Walls and ceilings of a clean room should be ?

Answer 3

Smooth, Impervious and Washable

Question 4

Generally walls of clean rooms are clad with what type of plastic ?

Answer 4

Laminated plastic

Question 5

Why do aseptic clean rooms have a ‘false ceiling’

Answer 5

It contains air filtration systems and light fittings

Question 6

In a clean room, Electrical wiring, pipework etc should be fitted within the walls rather than on the wall.

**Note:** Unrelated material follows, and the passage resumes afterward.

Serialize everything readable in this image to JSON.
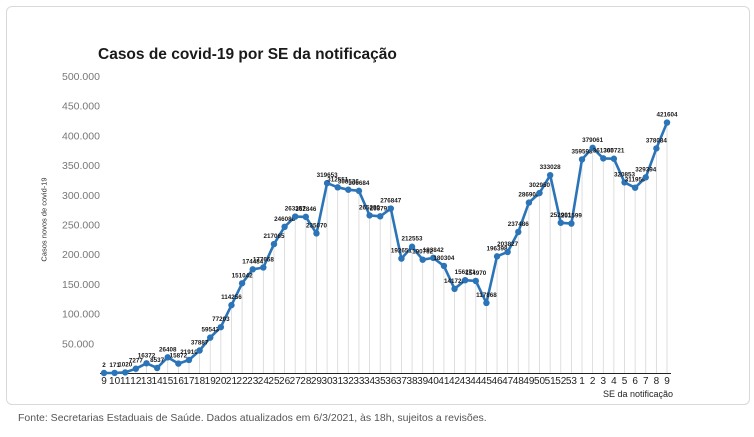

TRUE or FALSE

Answer 6

TRUE

Question 7

State requirements for Floors and drains in a clean room

Answer 7

• Floors should be flat, impervious to water, easy to clean
• Floor joints should be adequately sealed
• Floor to wall junction should be coved (curved laminated plastic)
• Floor surface must be able to withstand cleaning products
• There should be NO open sinks or drains in a clean room (handwash facilities will be exterior to the clean room)

Question 8

State requirements for Doors, Windows and Fittings in a clean room

Answer 8

• Must be fitted flush with the walls to prevent dust collecting
• Doors must be well fitting to prevent entry of microorganisms
• Doors must be easy to open (usually no door handles, push plates used instead). If doors have handles they are flush fitted
• Windows for light only, not ventilation
• Fittings such as door plates must be easy to clean (often stainless steel used)

Question 9

The EU guidance gives four grades of air. State them

Answer 9

Grade A: Cleanest possible air. For ‘high risk’ operations. e.g: Aseptic connections and filling. (Withdrawing a liquid from a vial using

Grade A environment has to be situated within a; Grade B: minimum background environment.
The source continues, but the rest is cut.